Dax’s eyes followed mine to Nash. “Would you like Mr. Prescott to leave? Your confidentiality is a right.”
“I’m fine. Let’s get this over with.”
Doctors creeped me out, mostly because Virginia had raised me on concierge doctors and in-house medical care.
“Not a fan of doctors?”
“Sorry, I’ll tone down the bite.”
Nash’s lips pressed together as if he didn’t believe me and found it amusing.
Dax pulled out a thermometer. “I take it you’re sick? What are your symptoms?”
“It’s just a cold.”
When I didn’t elaborate, Nash took over, listing the runny nose, coughing, sneezing, and bajillion other things he’d noticed in a single car ride.
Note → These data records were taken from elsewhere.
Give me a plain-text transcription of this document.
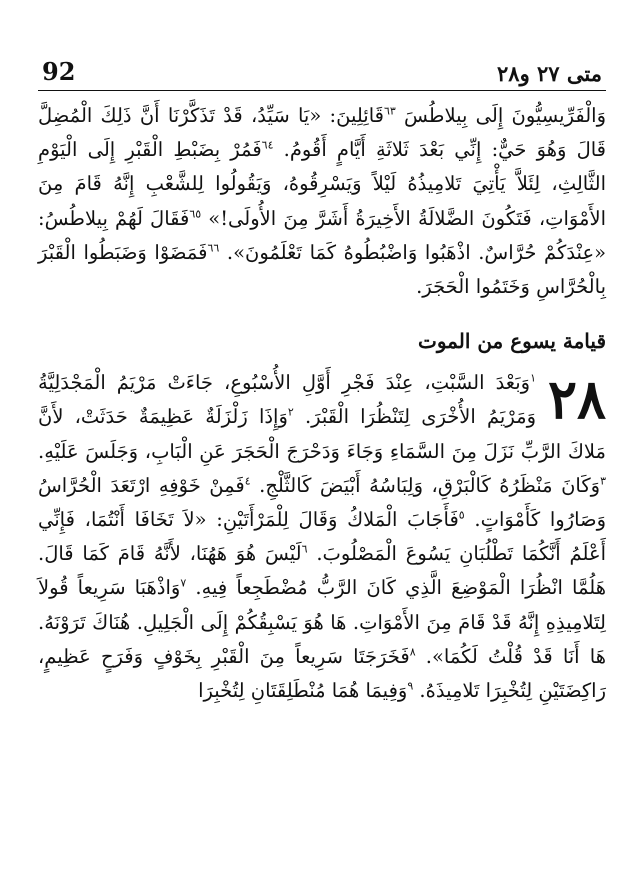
92	متى ٢٧ و٢٨

وَالْفَرِّيسِيُّونَ إِلَى بِيلاطُسَ $^{٦٣}$قَائِلِينَ: «يَا سَيِّدُ، قَدْ تَذَكَّرْنَا أَنَّ ذَلِكَ الْمُضِلَّ قَالَ وَهُوَ حَيٌّ: إِنِّي بَعْدَ ثَلاثَةِ أَيَّامٍ أَقُومُ. $^{٦٤}$فَمُرْ بِضَبْطِ الْقَبْرِ إِلَى الْيَوْمِ الثَّالِثِ، لِئَلاَّ يَأْتِيَ تَلامِيذُهُ لَيْلاً وَيَسْرِقُوهُ، وَيَقُولُوا لِلشَّعْبِ إِنَّهُ قَامَ مِنَ الأَمْوَاتِ، فَتَكُونَ الضَّلالَةُ الأَخِيرَةُ أَشَرَّ مِنَ الأُولَى!» $^{٦٥}$فَقَالَ لَهُمْ بِيلاطُسُ: «عِنْدَكُمْ حُرَّاسٌ. اذْهَبُوا وَاضْبُطُوهُ كَمَا تَعْلَمُونَ». $^{٦٦}$فَمَضَوْا وَضَبَطُوا الْقَبْرَ بِالْحُرَّاسِ وَخَتَمُوا الْحَجَرَ.

قيامة يسوع من الموت

٢٨
$^١$وَبَعْدَ السَّبْتِ، عِنْدَ فَجْرِ أَوَّلِ الأُسْبُوعِ، جَاءَتْ مَرْيَمُ الْمَجْدَلِيَّةُ وَمَرْيَمُ الأُخْرَى لِتَنْظُرَا الْقَبْرَ. $^٢$وَإِذَا زَلْزَلَةٌ عَظِيمَةٌ حَدَثَتْ، لأَنَّ مَلاكَ الرَّبِّ نَزَلَ مِنَ السَّمَاءِ وَجَاءَ وَدَحْرَجَ الْحَجَرَ عَنِ الْبَابِ، وَجَلَسَ عَلَيْهِ. $^٣$وَكَانَ مَنْظَرُهُ كَالْبَرْقِ، وَلِبَاسُهُ أَبْيَضَ كَالثَّلْجِ. $^٤$فَمِنْ خَوْفِهِ ارْتَعَدَ الْحُرَّاسُ وَصَارُوا كَأَمْوَاتٍ. $^٥$فَأَجَابَ الْمَلاكُ وَقَالَ لِلْمَرْأَتَيْنِ: «لاَ تَخَافَا أَنْتُمَا، فَإِنِّي أَعْلَمُ أَنَّكُمَا تَطْلُبَانِ يَسُوعَ الْمَصْلُوبَ. $^٦$لَيْسَ هُوَ هَهُنَا، لأَنَّهُ قَامَ كَمَا قَالَ. هَلُمَّا انْظُرَا الْمَوْضِعَ الَّذِي كَانَ الرَّبُّ مُضْطَجِعاً فِيهِ. $^٧$وَاذْهَبَا سَرِيعاً قُولاَ لِتَلامِيذِهِ إِنَّهُ قَدْ قَامَ مِنَ الأَمْوَاتِ. هَا هُوَ يَسْبِقُكُمْ إِلَى الْجَلِيلِ. هُنَاكَ تَرَوْنَهُ. هَا أَنَا قَدْ قُلْتُ لَكُمَا». $^٨$فَخَرَجَتَا سَرِيعاً مِنَ الْقَبْرِ بِخَوْفٍ وَفَرَحٍ عَظِيمٍ، رَاكِضَتَيْنِ لِتُخْبِرَا تَلامِيذَهُ. $^٩$وَفِيمَا هُمَا مُنْطَلِقَتَانِ لِتُخْبِرَا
An otoscope examined my ears and nose. A thermometer determined my temperature. The metal of the stethoscope chilled my back.
And at the end of it all, Dax told me what I already knew. “The cold should go away in three to ten days without medication.”
“That’s it?” Nash leaned against the wall, face resembling a concerned coach’s. “No pills? Remember, it’s your head that I’ll be after if something happens.”
“It’s a cold, Nash. It’ll go away on its own.” Dax handed me a lollipop from his Paw Patrol fanny pack. It earned him a smile. “If you have a headache, take an over-the-counter NSAID like Advil or Tylenol.”
I unwrapped the lollipop. “Got it, Doc. Thanks.”
Dax left me alone with Nash. His bespoke suit paired poorly with my skinny jeans and tee, but I liked the dynamic. It was us.
I sucked on the candy, waiting for him to speak.
He toyed with one of the tongue depressors in a jar. “Why are you smiling?”
“I love Ben. You are Ben.”
The stick stalled in his fingers. “You remember last night?”
“All of it…” I shifted. The paper beneath my thighs crunched. “I might have been drunk, but I remember it all.”
Ask the question, Em.
Nash snapped a depressor in half and toyed with the fringe, probably collecting splinters. “Why Durga?”
“Her sacred animal is the tiger. She’s known as the Inaccessible.”
“Your Insta handle.”
The full-blown smile probably looked goofy and obnoxious, but I refused to tamp it. “You stalked me on Insta?”
“Of course not.”
My lips remained tipped up. I’d let this lie slide.
“Last night, I asked you a question. You told me to ask again when I’m sober.” My free hand toyed with the exam table’s paper. “Do you think this is just lust?”
“Ask me again later.”
“But—”
“If I say yes, you’ll feel like shit on top of being sick. If I say no, you’ll want me on you, all over you, in you. Do you really want to be sick when that happens?”
When.
Not if.
“I’m a master at healing,” I warned him, ruining it with a sneeze.
If he were the eye-rolling type, he would have. I think I’d seen him do it once in my fifteen—almost sixteen—years of knowing him.
“I don’t doubt it.”
I considered my next words. Ben was obsessed with penance. So was Nash… and he wanted my dad’s address.
“What will you do to my dad?”
The question sucked the energy out of the room and replaced it with uncertainty. I knew Nash needed closure, but it hurt that it had to come from my dad.
Nash tossed the sticks into the trash and tilted my chin up with a single fingertip. “I just need to talk to him.”
“You promise?”
“Yes.”
I shuttered my eyes, rested my forehead on Nash’s chest, and whispered, “He’s in Blithe Beach.”
Turns out, betrayal doesn’t sting as much when you do it for someone you love.